The pharmacokinetics is dose-proportional and constant over time, with low intra- and inter-subject variability. Following twice daily dosing, steady state plasma concentrations are achieved after a 3-day period. The plasma concentration increases with an accumulation factor of approximately 2.
A single loading dose of 200 mg approximates steady-state concentrations comparable to 100 mg twice daily oral administration.
Pharmacokinetics in special population: Elderly: In a study in elderly men and women including 4 patients >75 years of age, AUC was about 30 and 50% increase compared to young men, respectively. This is partly related to lower body weight. The body weight normalized difference is 26 and 23%, respectively. An increased variability in exposure was also observed. The renal clearance of lacosamide was only slightly reduced in elderly subjects in this study.
A general dose reduction is not considered to be necessary unless indicated due to reduced renal function.
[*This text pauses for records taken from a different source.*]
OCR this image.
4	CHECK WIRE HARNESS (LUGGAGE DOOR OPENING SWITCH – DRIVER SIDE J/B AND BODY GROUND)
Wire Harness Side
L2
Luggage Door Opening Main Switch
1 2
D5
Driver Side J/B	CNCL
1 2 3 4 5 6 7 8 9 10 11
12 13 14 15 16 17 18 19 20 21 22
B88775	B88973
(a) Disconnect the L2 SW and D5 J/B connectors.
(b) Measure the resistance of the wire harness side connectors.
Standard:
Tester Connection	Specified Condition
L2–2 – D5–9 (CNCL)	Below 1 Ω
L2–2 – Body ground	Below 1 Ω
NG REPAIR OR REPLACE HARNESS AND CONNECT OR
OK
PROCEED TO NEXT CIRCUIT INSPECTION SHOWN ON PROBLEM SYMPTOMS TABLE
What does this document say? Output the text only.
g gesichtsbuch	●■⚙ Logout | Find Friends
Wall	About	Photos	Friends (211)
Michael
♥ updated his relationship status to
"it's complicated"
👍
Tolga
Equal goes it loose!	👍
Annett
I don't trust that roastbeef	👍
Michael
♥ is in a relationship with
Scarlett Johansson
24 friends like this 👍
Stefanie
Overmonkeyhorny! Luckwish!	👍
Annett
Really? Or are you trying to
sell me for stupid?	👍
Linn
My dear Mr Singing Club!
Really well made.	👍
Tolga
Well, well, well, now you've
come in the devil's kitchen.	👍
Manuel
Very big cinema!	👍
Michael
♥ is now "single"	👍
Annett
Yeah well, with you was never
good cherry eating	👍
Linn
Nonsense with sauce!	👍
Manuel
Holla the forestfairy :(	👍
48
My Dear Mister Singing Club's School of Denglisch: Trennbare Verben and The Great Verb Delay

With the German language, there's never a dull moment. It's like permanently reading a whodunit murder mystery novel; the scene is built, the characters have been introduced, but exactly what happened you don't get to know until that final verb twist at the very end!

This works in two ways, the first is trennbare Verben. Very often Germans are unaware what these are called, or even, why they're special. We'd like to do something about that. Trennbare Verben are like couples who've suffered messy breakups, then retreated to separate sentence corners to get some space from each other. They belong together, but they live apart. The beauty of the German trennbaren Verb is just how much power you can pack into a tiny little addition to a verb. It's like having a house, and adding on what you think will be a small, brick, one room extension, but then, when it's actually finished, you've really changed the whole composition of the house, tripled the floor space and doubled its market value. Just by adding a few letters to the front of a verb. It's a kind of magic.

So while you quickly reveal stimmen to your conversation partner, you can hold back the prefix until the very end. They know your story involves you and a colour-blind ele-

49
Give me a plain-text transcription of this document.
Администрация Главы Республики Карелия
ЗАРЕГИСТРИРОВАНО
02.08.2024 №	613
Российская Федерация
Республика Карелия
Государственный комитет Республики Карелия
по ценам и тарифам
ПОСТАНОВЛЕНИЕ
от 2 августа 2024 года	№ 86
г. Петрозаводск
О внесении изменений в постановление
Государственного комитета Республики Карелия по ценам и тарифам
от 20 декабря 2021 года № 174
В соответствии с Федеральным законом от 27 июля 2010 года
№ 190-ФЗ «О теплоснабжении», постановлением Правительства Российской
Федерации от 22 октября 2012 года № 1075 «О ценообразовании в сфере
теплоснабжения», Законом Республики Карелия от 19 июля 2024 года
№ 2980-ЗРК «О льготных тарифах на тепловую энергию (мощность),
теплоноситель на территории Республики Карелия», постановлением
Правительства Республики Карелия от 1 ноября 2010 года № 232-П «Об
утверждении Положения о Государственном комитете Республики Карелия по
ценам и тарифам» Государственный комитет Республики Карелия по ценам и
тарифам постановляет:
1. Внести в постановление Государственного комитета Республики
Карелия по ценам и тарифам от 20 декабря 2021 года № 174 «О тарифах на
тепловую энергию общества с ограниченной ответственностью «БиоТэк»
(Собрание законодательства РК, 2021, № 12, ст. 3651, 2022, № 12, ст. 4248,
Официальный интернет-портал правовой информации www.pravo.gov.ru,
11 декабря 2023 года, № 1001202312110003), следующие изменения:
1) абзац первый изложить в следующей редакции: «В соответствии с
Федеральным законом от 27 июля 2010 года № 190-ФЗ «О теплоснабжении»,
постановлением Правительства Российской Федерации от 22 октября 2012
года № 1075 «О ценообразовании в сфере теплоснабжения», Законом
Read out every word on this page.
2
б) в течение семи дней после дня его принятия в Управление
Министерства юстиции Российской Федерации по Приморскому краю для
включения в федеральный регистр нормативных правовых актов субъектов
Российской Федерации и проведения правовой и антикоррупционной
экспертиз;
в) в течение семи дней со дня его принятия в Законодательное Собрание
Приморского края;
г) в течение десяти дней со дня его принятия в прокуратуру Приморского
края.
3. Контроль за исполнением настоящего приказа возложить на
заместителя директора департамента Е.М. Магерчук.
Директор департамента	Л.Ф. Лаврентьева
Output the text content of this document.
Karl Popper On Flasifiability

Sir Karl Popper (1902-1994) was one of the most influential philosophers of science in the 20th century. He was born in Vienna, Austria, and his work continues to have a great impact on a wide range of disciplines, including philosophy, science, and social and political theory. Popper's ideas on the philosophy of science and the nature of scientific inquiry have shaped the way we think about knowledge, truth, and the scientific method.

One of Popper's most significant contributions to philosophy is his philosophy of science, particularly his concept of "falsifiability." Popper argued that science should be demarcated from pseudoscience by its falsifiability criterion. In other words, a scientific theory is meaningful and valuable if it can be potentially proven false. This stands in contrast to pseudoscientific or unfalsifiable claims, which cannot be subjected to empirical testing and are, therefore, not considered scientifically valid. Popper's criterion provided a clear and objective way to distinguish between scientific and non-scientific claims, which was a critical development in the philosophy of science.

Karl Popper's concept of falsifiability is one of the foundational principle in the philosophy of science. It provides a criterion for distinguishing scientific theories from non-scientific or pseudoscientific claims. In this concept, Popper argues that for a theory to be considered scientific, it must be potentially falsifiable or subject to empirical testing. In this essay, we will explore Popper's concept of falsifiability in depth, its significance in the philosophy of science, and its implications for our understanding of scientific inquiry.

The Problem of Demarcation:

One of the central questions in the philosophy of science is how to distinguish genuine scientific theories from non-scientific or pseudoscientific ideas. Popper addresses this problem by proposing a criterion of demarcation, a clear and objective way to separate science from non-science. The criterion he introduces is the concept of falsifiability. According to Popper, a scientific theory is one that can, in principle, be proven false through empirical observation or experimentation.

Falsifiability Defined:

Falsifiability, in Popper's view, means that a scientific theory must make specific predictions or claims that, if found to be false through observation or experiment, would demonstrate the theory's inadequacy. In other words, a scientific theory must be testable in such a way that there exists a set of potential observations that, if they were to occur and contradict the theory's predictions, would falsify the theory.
Renal impairment: The AUC of lacosamide was increased by approximately 30% in mildly and moderately and 60% in severely renal impaired patients and patients with end stage renal disease requiring hemodialysis compared to healthy subjects, whereas Cmax was unaffected. Lacosamide is effectively removed from plasma by hemodialysis. Following a 4-hour hemodialysis treatment, AUC of lacosamide is reduced by approximately 50%. Therefore, dosage supplementation following hemodialysis is recommended. The exposure of the O- desmethyl metabolite was several-fold increase in patients with moderate and severe renal impairment. In absence of hemodialysis in patients with end stage renal disease, the levels were increased and continuously rising during the 24-hour sampling. It is unknown whether the increased metabolite exposure in end stage renal disease subjects could give rise to adverse effects but no pharmacological activity of the metabolite has been identified.
Hepatic impairment: Subjects with moderate hepatic impairment (Child-Pugh B) showed higher plasma concentrations of lacosamide (approximately 50% higher AUCnorm). The higher exposure was partly due to a reduced renal function in the studied subjects. The decrease in non-renal clearance in the patients of the study was estimated to give a 20% increase in the AUC of lacosamide. The pharmacokinetics of lacosamide has not been evaluated in severe hepatic impairment.
Gender: Clinical trials indicate that gender does not have a clinically significant influence on the plasma concentrations of lacosamide.
Race: There are no clinically relevant differences in the pharmacokinetics of Lacosamide between Asian, Black, and Caucasian subjects.